Fragile Lives – Stephen Westaby

“A Heart Surgeon’s Stories of Life and Death on the Operating Table”

Sumário: 

Este é um livro poderoso e incrivelmente tocante, que proporciona uma visão excecional de como é sentir o coração de alguém nas mãos.

O equilíbrio entre a vida e a morte é delicado, e um cirurgião cardiotorácico caminha na corda bamba entre os dois. Na sala de operações não há tempo para dúvidas. Um dia mau pode ter consequências terríveis — um deslize da mão mede-se em vidas humanas.

A cirurgia cardíaca não é para corações fracos. Stephen Westaby, cirurgião pioneiro que assumiu riscos e testou os limites da cirurgia cardíaca, abre o seu coração nestas impressionantes memórias e partilha alguns dos casos mais extraordinários e comoventes da sua carreira — como o bebé que sofreu múltiplos ataques cardíacos aos seis meses, a mulher que viveu o pesadelo de estar presa no seu próprio corpo, e o homem cuja vida foi mantida por uma bateria durante oito anos.

«Mais um dia no escritório para mim; o fim do mundo para eles.»

Opinião:

“Vidas Frágeis” é um memoir escrito por Stephen Westaby, um cirurgião cardíaco. Foi uma das primeiras memórias médicas que li, e a narrativa é fácil de seguir, pois os termos médicos são bem explicados.

O Dr. Stephen guia-nos pelos seus casos, relembrando sucessos e insucessos cirúrgicos. No total, são 11 histórias para ler, algumas com um bom final e outros nem tanto.

A escrita é detalhada,  e quando chegamos ao fim do livro conseguimos ter uma ideia/imagem técnica do que é um coração. A narração de Stephen é detalhada mas não aborrecida, sendo fácil perceber o que estamos a ler o que nos leva a querer saber mais e mais. O facto de serem histórias baseadas em casos reais dele, torna o livro interessantíssimo. Sentimos adrenalina só por ler sobre a adrenalina dele, e sentimos um misto de emoções durante a leitura; sentimo-nos pesados quando o paciente morre; mas contentes, por outro ter sobrevivido. 

Enquanto lemos, estamos a viver cada experiência médica. Haverá melhor elogio a um livro do que este? É uma leitura fácil, porque, apesar de haver muito termo técnico e detalhe, Westaby descreve cada situação de forma casual, explicando-nos, a nós leitores, tudo de uma forma não médica. Ao mesmo tempo, vamos aprendendo também algumas patologias e factos que nunca saberíamos, no dia-a-dia.

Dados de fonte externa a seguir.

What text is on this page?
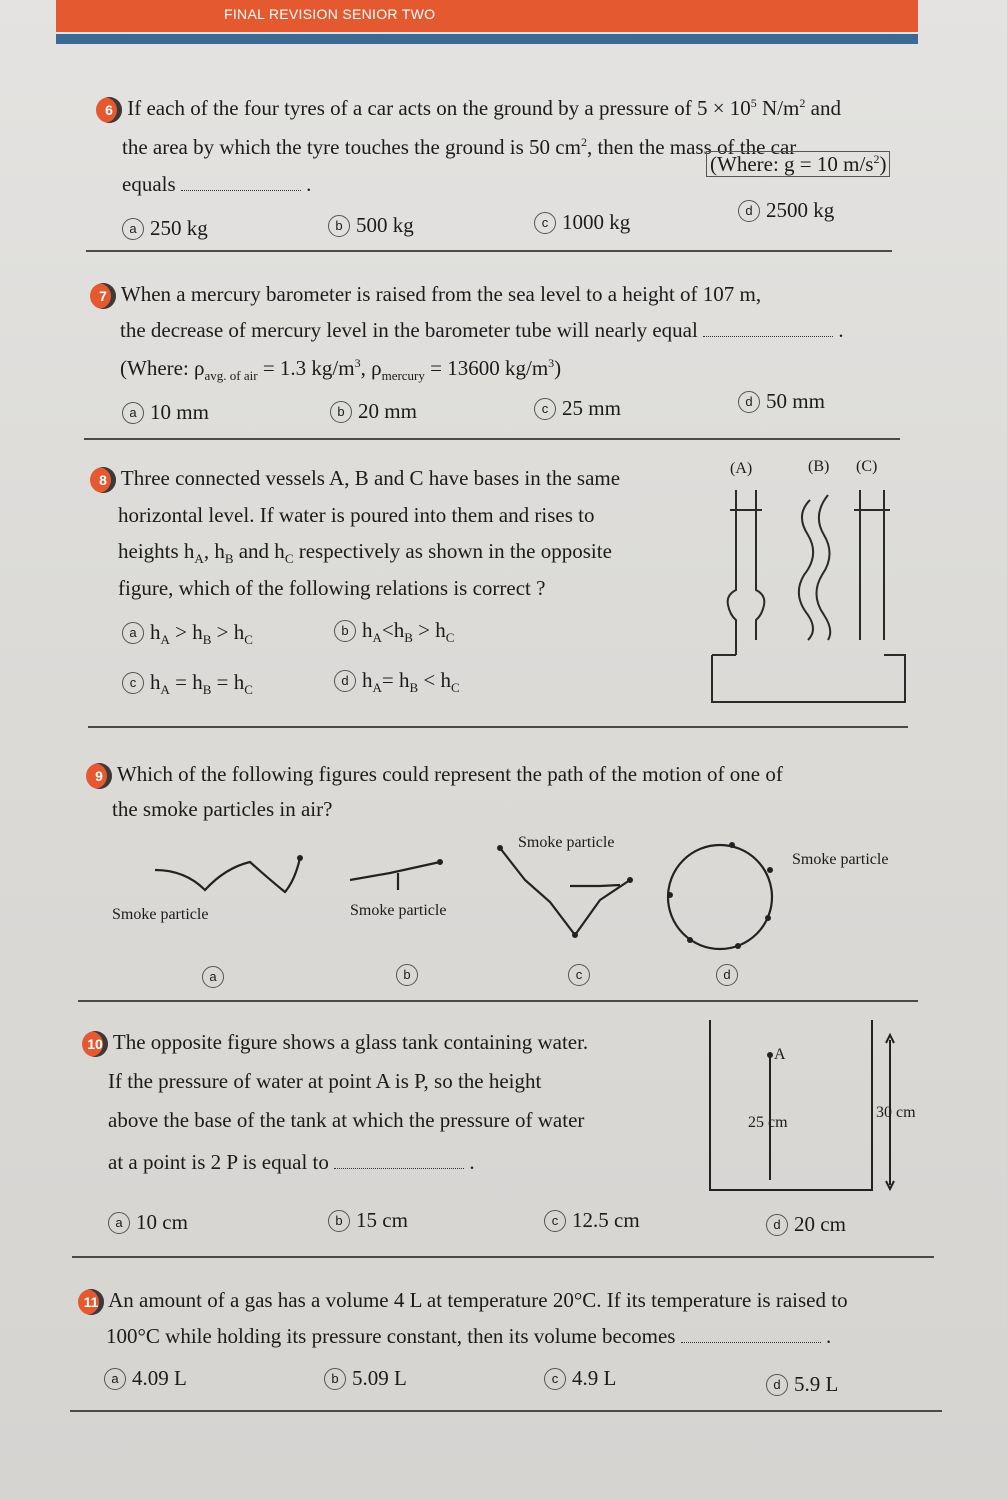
FINAL REVISION SENIOR TWO
6 If each of the four tyres of a car acts on the ground by a pressure of $5 \times 10^5$ $N/m^2$ and
the area by which the tyre touches the ground is 50 $cm^2$, then the mass of the car
equals	.
(Where: g = 10 $m/s^2$)
a 250 kg	b 500 kg	c 1000 kg	d 2500 kg
7 When a mercury barometer is raised from the sea level to a height of 107 m,
the decrease of mercury level in the barometer tube will nearly equal	.
(Where: $\rho_{avg. of air} = 1.3$ $kg/m^3$, $\rho_{mercury} = 13600$ $kg/m^3$)
a 10 mm	b 20 mm	c 25 mm	d 50 mm
8 Three connected vessels A, B and C have bases in the same
horizontal level. If water is poured into them and rises to
heights $h_A$, $h_B$ and $h_C$ respectively as shown in the opposite
figure, which of the following relations is correct ?
a $h_A > h_B > h_C$
b $h_A<h_B > h_C$
c $h_A = h_B = h_C$
d $h_A= h_B < h_C$
(A)	(B) (C)
9 Which of the following figures could represent the path of the motion of one of
the smoke particles in air?
Smoke particle	Smoke particle
Smoke particle
Smoke particle
a	b	c	d
10 The opposite figure shows a glass tank containing water.
If the pressure of water at point A is P, so the height
above the base of the tank at which the pressure of water
at a point is 2 P is equal to	.
A
25 cm
30 cm
a 10 cm	b 15 cm	c 12.5 cm	d 20 cm
11 An amount of a gas has a volume 4 L at temperature 20°C. If its temperature is raised to
100°C while holding its pressure constant, then its volume becomes	.
a 4.09 L	b 5.09 L	c 4.9 L	d 5.9 L
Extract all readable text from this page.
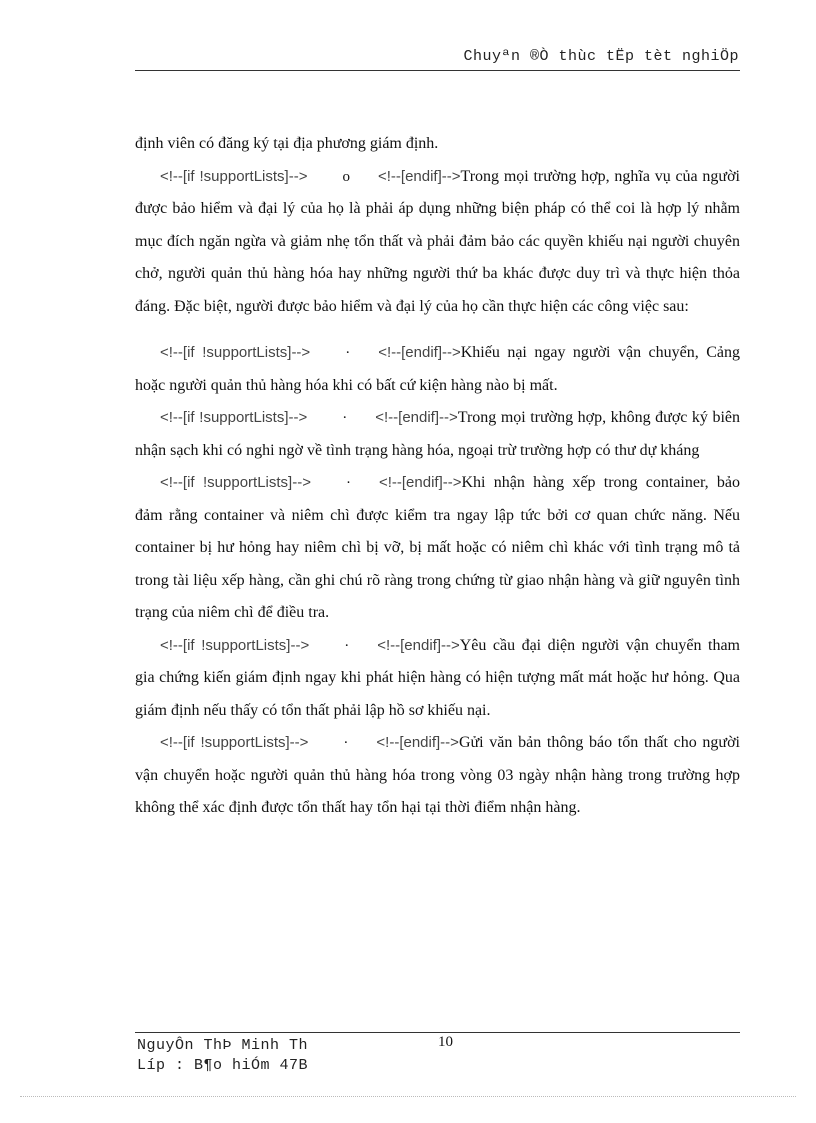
Chuyªn ®Ò thùc tËp tèt nghiÖp

định viên có đăng ký tại địa phương giám định.

<!--[if !supportLists]--> o <!--[endif]-->Trong mọi trường hợp, nghĩa vụ của người được bảo hiểm và đại lý của họ là phải áp dụng những biện pháp có thể coi là hợp lý nhằm mục đích ngăn ngừa và giảm nhẹ tổn thất và phải đảm bảo các quyền khiếu nại người chuyên chở, người quản thủ hàng hóa hay những người thứ ba khác được duy trì và thực hiện thỏa đáng. Đặc biệt, người được bảo hiểm và đại lý của họ cần thực hiện các công việc sau:

<!--[if !supportLists]--> · <!--[endif]-->Khiếu nại ngay người vận chuyển, Cảng hoặc người quản thủ hàng hóa khi có bất cứ kiện hàng nào bị mất.

<!--[if !supportLists]--> · <!--[endif]-->Trong mọi trường hợp, không được ký biên nhận sạch khi có nghi ngờ về tình trạng hàng hóa, ngoại trừ trường hợp có thư dự kháng

<!--[if !supportLists]--> · <!--[endif]-->Khi nhận hàng xếp trong container, bảo đảm rằng container và niêm chì được kiểm tra ngay lập tức bởi cơ quan chức năng. Nếu container bị hư hỏng hay niêm chì bị vỡ, bị mất hoặc có niêm chì khác với tình trạng mô tả trong tài liệu xếp hàng, cần ghi chú rõ ràng trong chứng từ giao nhận hàng và giữ nguyên tình trạng của niêm chì để điều tra.

<!--[if !supportLists]--> · <!--[endif]-->Yêu cầu đại diện người vận chuyển tham gia chứng kiến giám định ngay khi phát hiện hàng có hiện tượng mất mát hoặc hư hỏng. Qua giám định nếu thấy có tổn thất phải lập hồ sơ khiếu nại.

<!--[if !supportLists]--> · <!--[endif]-->Gửi văn bản thông báo tổn thất cho người vận chuyển hoặc người quản thủ hàng hóa trong vòng 03 ngày nhận hàng trong trường hợp không thể xác định được tổn thất hay tổn hại tại thời điểm nhận hàng.

NguyÔn ThÞ Minh Th
Líp : B¶o hiÓm 47B
10
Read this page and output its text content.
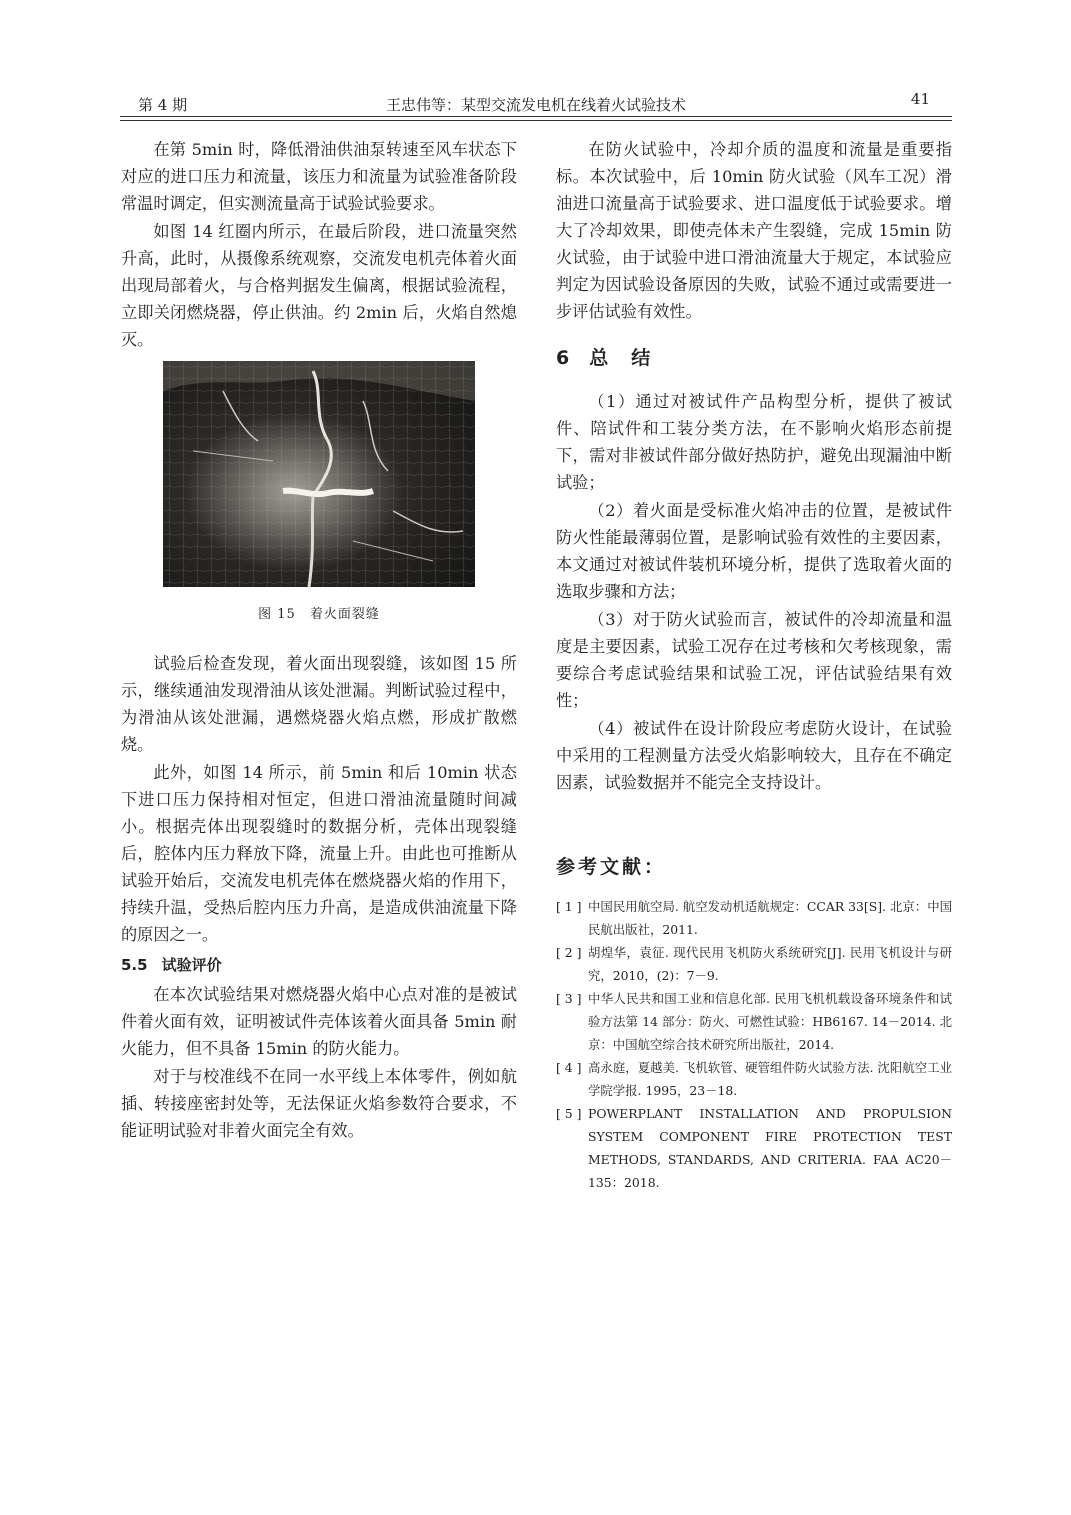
第 4 期	王忠伟等：某型交流发电机在线着火试验技术	41

在第 5min 时，降低滑油供油泵转速至风车状态下对应的进口压力和流量，该压力和流量为试验准备阶段常温时调定，但实测流量高于试验试验要求。

如图 14 红圈内所示，在最后阶段，进口流量突然升高，此时，从摄像系统观察，交流发电机壳体着火面出现局部着火，与合格判据发生偏离，根据试验流程，立即关闭燃烧器，停止供油。约 2min 后，火焰自然熄灭。

图 15　着火面裂缝

试验后检查发现，着火面出现裂缝，该如图 15 所示，继续通油发现滑油从该处泄漏。判断试验过程中，为滑油从该处泄漏，遇燃烧器火焰点燃，形成扩散燃烧。

此外，如图 14 所示，前 5min 和后 10min 状态下进口压力保持相对恒定，但进口滑油流量随时间减小。根据壳体出现裂缝时的数据分析，壳体出现裂缝后，腔体内压力释放下降，流量上升。由此也可推断从试验开始后，交流发电机壳体在燃烧器火焰的作用下，持续升温，受热后腔内压力升高，是造成供油流量下降的原因之一。

5.5 试验评价

在本次试验结果对燃烧器火焰中心点对准的是被试件着火面有效，证明被试件壳体该着火面具备 5min 耐火能力，但不具备 15min 的防火能力。

对于与校准线不在同一水平线上本体零件，例如航插、转接座密封处等，无法保证火焰参数符合要求，不能证明试验对非着火面完全有效。

在防火试验中，冷却介质的温度和流量是重要指标。本次试验中，后 10min 防火试验（风车工况）滑油进口流量高于试验要求、进口温度低于试验要求。增大了冷却效果，即使壳体未产生裂缝，完成 15min 防火试验，由于试验中进口滑油流量大于规定，本试验应判定为因试验设备原因的失败，试验不通过或需要进一步评估试验有效性。

6 总　结

（1）通过对被试件产品构型分析，提供了被试件、陪试件和工装分类方法，在不影响火焰形态前提下，需对非被试件部分做好热防护，避免出现漏油中断试验；

（2）着火面是受标准火焰冲击的位置，是被试件防火性能最薄弱位置，是影响试验有效性的主要因素，本文通过对被试件装机环境分析，提供了选取着火面的选取步骤和方法；

（3）对于防火试验而言，被试件的冷却流量和温度是主要因素，试验工况存在过考核和欠考核现象，需要综合考虑试验结果和试验工况，评估试验结果有效性；

（4）被试件在设计阶段应考虑防火设计，在试验中采用的工程测量方法受火焰影响较大，且存在不确定因素，试验数据并不能完全支持设计。

参考文献：
[ 1 ] 中国民用航空局. 航空发动机适航规定：CCAR 33[S]. 北京：中国民航出版社，2011.
[ 2 ] 胡煌华，袁征. 现代民用飞机防火系统研究[J]. 民用飞机设计与研究，2010，(2)：7－9.
[ 3 ] 中华人民共和国工业和信息化部. 民用飞机机载设备环境条件和试验方法第 14 部分：防火、可燃性试验：HB6167. 14－2014. 北京：中国航空综合技术研究所出版社，2014.
[ 4 ] 高永庭，夏越美. 飞机软管、硬管组件防火试验方法. 沈阳航空工业学院学报. 1995，23－18.
[ 5 ] POWERPLANT INSTALLATION AND PROPULSION SYSTEM COMPONENT FIRE PROTECTION TEST METHODS, STANDARDS, AND CRITERIA. FAA AC20－135：2018.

O maior ponto que me faz gostar deste livro, é a discussão e o confronto com a humanidade, a ética. O conflito entre ser um bom cirurgião e um bom ser humano; tão bem explicado que sentimos na própria pele o desgaste mental do autor, tentando arranjar um meio-termo. Nas palavras dele, “os cirurgiões têm de ser objectivos, não humanos”, o que o faz seguir um caminho de não envolvimento pessoal em cada caso. Neste aspeto, falha muitas vezes.

O sistema nacional de saúde é também uma chave importante ao longo da leitura. É uma crítica recorrente; Westaby critica o facto de pessoas idosas ou que estão muito doentes devem ir para casa morrer, não havendo lugar para elas nos hospitais, pois não providenciam tratamentos/meios para quem já está “condenado”. O sistema pode ser gratuito; mas apenas é usado por quem é considerado “digno” de salvar. É esta crítica que acompanha a narrativa dos casos de Westaby, o que torna este livro fascinante – podemos sentir a batalha do médico.

Em geral, é um livro muito bom. Tem moral, adrenalina e cirurgias cardíacas abertas. Uma história obrigatória de ler para que gosta de narrativas médicas que envolvam ética.